The results of Numa’s work were that the gates of the temple of Janus, which were only open during a time of war, remained closed for 43 years, and the people of Rome and all of Italy enjoyed peace and prosperity, according to Plutarch. “Festival days and sports, and the secure and peaceful interchange of friendly visits and hospitalities prevailed all through the whole of Italy.”
Plutarch writes, “perhaps, too, there is no need of compulsion or menaces to affect the multitude, for the mere sight itself of a shining and conspicuous example of virtue in the life of their prince will bring them spontaneously to virtue, and to a conformity with that blameless and blessed life of good-will and mutual concord, supported by temperance and justice….”

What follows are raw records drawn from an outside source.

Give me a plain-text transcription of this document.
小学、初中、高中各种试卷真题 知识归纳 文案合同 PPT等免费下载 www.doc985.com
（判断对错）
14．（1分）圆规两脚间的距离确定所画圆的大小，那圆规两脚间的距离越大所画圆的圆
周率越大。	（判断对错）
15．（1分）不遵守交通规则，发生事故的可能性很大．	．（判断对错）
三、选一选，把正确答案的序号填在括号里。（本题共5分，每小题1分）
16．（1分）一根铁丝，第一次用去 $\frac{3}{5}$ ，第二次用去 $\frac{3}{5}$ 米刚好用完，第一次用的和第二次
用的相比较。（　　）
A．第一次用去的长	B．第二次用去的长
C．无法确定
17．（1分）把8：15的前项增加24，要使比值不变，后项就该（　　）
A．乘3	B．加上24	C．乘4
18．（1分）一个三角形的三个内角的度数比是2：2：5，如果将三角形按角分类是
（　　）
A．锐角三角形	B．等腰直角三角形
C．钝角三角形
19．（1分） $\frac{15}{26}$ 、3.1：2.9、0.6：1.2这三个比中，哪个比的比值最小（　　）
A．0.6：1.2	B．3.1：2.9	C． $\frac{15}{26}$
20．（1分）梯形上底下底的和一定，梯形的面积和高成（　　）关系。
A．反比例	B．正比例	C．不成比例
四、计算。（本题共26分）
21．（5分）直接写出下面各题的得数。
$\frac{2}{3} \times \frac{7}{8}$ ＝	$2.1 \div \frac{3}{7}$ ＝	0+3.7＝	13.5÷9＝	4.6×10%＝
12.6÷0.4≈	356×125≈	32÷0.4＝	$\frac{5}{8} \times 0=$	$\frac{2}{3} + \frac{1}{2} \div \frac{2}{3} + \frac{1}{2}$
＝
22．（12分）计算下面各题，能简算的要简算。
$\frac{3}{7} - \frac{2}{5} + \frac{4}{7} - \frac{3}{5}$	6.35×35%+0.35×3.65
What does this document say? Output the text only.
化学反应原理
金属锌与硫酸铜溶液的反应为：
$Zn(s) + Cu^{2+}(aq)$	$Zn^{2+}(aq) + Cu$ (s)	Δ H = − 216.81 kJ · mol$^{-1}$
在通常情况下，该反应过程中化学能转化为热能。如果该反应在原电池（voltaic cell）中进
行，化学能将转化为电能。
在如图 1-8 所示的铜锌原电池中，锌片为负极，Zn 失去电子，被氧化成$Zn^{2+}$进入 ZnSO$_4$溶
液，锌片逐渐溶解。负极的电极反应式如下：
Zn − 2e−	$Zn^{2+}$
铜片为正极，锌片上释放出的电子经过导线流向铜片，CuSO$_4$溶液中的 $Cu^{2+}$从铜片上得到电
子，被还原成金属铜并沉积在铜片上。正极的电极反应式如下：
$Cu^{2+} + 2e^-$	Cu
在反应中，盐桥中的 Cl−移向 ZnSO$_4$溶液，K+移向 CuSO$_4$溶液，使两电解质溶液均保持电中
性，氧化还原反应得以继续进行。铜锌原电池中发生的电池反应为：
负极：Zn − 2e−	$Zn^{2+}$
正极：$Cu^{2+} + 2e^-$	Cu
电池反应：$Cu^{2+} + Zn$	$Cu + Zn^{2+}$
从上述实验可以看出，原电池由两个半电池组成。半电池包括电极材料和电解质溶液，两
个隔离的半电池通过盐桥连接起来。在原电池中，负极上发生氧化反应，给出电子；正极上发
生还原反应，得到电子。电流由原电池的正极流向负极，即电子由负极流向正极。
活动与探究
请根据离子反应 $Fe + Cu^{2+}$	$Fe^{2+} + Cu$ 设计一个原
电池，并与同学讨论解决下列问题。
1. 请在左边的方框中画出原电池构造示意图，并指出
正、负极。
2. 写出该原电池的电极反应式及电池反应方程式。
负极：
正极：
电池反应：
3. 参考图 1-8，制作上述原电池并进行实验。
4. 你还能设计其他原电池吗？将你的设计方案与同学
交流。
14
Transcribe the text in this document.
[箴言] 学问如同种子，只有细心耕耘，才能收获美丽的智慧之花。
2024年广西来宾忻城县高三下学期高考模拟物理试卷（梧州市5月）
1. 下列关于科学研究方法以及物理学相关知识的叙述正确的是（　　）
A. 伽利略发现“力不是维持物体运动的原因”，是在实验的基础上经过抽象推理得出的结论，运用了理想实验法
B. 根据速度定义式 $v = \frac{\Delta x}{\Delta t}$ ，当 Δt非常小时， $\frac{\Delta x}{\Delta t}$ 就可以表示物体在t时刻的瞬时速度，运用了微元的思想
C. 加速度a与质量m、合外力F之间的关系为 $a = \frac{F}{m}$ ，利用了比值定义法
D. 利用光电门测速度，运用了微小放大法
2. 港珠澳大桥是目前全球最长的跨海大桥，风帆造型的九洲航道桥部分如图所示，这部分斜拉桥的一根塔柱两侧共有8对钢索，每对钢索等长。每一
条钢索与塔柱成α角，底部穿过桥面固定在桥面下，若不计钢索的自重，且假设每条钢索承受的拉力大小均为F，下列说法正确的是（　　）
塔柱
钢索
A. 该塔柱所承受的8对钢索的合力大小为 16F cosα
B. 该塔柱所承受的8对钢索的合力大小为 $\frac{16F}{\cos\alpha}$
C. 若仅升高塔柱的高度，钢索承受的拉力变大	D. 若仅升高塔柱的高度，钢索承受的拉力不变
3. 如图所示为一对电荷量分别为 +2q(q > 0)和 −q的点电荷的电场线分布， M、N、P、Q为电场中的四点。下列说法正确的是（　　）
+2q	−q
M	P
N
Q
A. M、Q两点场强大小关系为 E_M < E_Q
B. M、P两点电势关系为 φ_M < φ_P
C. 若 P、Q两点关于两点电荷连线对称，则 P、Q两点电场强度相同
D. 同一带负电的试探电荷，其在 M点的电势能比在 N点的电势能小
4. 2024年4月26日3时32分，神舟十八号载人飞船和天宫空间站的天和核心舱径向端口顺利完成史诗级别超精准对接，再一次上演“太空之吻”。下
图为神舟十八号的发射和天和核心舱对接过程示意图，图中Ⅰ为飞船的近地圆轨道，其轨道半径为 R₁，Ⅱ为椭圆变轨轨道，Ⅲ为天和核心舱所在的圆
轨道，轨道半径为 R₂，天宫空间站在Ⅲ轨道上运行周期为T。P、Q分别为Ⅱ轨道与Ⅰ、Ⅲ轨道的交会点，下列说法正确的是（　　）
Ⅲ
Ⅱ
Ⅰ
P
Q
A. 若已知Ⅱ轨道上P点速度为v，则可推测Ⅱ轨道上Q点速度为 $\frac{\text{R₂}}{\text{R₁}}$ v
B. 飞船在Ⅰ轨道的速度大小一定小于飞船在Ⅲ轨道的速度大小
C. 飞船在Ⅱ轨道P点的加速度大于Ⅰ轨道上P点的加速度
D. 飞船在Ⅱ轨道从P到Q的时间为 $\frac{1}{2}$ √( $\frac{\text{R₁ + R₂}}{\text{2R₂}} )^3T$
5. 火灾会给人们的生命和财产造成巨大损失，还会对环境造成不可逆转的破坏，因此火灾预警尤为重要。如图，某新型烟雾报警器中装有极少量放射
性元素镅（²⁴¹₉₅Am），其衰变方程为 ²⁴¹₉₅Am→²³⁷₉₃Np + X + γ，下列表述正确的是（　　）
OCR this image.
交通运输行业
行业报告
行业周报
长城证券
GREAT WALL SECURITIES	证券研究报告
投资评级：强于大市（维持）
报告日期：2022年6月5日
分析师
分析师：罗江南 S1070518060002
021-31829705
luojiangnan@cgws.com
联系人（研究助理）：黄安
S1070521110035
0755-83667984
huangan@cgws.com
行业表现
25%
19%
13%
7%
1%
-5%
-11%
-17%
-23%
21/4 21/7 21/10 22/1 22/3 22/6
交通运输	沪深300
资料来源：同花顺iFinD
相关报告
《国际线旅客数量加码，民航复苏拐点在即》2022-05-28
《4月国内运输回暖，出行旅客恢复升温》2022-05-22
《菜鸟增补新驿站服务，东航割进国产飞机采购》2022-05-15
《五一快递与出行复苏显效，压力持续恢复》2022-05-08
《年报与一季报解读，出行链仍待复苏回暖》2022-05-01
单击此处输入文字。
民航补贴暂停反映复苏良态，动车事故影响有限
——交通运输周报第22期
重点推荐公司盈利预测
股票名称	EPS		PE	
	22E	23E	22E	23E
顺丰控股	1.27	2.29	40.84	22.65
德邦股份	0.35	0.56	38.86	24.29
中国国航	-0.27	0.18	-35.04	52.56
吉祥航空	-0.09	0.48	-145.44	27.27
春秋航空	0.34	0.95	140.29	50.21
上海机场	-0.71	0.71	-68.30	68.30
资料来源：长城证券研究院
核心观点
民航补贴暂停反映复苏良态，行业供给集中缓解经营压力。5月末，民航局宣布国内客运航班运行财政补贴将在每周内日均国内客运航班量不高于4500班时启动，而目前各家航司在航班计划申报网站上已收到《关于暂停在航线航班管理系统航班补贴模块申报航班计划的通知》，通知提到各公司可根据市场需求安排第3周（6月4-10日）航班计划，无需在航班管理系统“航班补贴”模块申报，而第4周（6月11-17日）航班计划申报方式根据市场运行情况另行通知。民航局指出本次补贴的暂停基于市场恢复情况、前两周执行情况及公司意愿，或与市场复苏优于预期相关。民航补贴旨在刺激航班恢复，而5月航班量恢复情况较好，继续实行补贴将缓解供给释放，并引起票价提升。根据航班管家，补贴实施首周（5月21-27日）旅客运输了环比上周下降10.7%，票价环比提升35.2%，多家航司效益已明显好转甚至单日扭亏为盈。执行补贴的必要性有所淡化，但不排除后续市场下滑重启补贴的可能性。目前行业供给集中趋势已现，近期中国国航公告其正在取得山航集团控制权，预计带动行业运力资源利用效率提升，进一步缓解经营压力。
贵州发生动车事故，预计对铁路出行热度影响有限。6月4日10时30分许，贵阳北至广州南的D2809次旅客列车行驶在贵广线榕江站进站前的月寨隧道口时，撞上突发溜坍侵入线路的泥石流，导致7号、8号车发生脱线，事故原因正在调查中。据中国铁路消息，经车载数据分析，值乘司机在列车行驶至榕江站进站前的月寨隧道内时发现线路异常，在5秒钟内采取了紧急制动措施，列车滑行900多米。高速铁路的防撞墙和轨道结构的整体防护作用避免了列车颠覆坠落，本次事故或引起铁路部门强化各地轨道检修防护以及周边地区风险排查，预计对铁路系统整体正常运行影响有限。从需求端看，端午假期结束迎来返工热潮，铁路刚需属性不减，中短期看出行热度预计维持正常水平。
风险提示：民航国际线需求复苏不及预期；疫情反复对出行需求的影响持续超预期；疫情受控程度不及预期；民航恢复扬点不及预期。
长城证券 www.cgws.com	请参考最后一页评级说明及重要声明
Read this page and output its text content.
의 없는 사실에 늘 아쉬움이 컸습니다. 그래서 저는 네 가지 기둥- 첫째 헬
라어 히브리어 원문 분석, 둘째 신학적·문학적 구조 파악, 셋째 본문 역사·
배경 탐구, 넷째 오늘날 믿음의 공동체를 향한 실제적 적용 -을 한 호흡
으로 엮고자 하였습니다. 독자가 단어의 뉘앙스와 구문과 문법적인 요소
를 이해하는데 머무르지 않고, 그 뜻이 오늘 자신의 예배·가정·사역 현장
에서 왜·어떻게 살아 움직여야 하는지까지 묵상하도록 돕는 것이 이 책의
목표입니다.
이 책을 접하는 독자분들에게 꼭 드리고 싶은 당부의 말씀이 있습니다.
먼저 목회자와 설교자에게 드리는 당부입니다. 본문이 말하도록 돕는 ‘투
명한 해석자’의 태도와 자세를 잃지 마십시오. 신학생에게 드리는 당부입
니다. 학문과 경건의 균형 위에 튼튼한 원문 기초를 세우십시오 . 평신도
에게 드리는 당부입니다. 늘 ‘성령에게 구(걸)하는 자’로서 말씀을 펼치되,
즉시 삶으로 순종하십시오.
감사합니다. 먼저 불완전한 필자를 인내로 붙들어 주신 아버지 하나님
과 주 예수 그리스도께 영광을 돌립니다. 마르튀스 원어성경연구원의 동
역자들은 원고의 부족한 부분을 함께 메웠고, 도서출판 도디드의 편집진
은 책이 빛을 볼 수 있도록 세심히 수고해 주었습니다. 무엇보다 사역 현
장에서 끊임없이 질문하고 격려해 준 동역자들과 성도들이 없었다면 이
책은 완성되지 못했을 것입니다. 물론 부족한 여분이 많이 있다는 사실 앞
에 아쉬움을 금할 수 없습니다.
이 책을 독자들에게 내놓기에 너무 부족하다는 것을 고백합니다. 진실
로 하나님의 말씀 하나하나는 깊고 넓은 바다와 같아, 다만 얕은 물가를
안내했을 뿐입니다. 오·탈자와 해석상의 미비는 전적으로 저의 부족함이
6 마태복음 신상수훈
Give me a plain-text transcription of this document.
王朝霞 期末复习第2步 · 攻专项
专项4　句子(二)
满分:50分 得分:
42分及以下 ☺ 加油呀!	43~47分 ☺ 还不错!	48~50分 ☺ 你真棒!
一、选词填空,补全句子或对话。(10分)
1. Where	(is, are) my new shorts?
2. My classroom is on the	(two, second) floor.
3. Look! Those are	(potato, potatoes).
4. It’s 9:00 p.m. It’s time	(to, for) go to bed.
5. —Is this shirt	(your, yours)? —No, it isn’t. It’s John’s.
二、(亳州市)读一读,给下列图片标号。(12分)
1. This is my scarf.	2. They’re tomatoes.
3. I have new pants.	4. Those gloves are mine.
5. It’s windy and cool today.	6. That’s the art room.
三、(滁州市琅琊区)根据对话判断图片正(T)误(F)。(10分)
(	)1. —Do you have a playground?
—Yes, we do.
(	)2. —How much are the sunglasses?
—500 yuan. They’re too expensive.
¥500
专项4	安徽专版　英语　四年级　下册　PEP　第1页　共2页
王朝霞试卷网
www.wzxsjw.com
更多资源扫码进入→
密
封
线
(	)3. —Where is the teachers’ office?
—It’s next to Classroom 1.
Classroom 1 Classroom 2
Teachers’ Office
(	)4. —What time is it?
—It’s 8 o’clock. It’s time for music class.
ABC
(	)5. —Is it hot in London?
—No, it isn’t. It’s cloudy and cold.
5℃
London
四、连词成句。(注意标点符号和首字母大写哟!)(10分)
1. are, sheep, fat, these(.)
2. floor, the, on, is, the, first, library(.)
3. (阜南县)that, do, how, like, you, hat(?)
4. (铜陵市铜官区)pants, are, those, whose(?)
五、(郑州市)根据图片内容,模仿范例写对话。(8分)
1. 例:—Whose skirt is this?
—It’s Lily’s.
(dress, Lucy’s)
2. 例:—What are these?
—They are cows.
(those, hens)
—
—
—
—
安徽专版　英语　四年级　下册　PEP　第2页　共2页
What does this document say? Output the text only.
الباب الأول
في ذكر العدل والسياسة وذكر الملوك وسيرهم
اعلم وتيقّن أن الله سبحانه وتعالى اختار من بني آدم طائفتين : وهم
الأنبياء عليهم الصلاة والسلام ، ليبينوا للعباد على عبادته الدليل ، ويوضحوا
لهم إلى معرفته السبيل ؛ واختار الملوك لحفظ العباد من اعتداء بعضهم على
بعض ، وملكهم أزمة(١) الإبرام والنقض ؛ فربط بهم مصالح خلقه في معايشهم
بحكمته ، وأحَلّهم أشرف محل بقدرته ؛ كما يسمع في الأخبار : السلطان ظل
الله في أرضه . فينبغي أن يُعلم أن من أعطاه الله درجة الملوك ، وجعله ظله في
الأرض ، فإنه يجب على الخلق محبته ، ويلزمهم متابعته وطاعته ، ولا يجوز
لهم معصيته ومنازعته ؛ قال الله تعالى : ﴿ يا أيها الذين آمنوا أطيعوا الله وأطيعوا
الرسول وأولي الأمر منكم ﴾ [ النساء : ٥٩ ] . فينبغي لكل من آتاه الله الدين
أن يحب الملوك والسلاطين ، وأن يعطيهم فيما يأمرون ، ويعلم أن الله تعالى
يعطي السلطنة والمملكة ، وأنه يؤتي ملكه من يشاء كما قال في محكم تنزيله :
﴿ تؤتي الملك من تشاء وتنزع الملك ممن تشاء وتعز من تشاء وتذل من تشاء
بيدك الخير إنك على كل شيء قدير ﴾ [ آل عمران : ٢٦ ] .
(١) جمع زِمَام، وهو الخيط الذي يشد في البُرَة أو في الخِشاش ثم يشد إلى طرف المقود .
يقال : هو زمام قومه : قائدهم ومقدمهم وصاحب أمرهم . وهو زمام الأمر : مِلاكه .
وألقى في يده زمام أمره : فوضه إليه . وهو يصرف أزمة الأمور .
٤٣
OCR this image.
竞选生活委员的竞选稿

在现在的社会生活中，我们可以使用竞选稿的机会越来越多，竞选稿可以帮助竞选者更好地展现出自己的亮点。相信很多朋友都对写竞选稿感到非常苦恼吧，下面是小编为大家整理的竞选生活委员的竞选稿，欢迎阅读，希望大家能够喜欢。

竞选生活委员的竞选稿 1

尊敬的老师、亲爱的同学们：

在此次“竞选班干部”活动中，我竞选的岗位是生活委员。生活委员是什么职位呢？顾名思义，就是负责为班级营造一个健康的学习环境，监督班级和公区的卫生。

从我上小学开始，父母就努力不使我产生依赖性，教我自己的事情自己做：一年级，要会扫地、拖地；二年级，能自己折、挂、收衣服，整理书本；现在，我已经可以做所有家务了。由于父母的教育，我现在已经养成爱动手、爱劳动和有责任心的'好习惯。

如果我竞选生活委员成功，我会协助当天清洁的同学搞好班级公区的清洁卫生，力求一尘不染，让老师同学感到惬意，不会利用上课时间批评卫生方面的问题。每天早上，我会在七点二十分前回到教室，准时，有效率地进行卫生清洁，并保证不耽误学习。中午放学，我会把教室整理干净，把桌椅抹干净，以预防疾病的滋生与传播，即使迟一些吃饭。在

By Plutarch’s account, Numa lived a life of piety and temperance. He also may have been a friend or student of Pythagoras, the philosopher and scientist who gave us the theorem about the right triangle. (As an aside, we normally think of the ancients as ignorant folk who thought the sun revolved around the earth. Plutarch tells us that the fire in the temple of Delphi was lit with a device made from mirrors that concentrated the rays of the sun, and that the Pythagoreans through that the earth moved and kept a circular motion around “the seat of fire.” In other words, the Earth revolved around the sun.)
Now, there are a variety of other reasons that this peace and goodwill may have reigned over Italy, if in fact it did, and Plutarch is not reporting a past viewed through rose-colored glasses. Crops may have been abundant, the leaders of the various tribes may have felt secure and found more profit in trade than raiding, and Plutarch does point out that as the Roman Empire grew, the gates of war were nearly constantly open. Numa does not seem to have been very interested in the growth of the Empire.
Still, I think it is important to consider the power of context. In the modern book, The Tipping Point, author Malcolm Gladwell talks about how the context in which people live can determine their behavior. As examples, he talks about Bernard Goetz, the man who shot three teens on a New York subway and the changes in the crime rate in New York City in the 1980s and 1990s. He also talks about how phenomena like suicide rates can be powerfully affect by context.
Other recent research shows that social networks can affect powerfully obesity rates and whether or not smokers quit smoking.
What this seems to point to, is that Numa may have been using these social tools to affect not only Rome, but also the city’s neighbors. The example that he set, by truly possessing the qualities he sought to inculcate in the populace, and the religious rites and ceremonies he created may have formed a very powerful context in a world devoid of mass communications.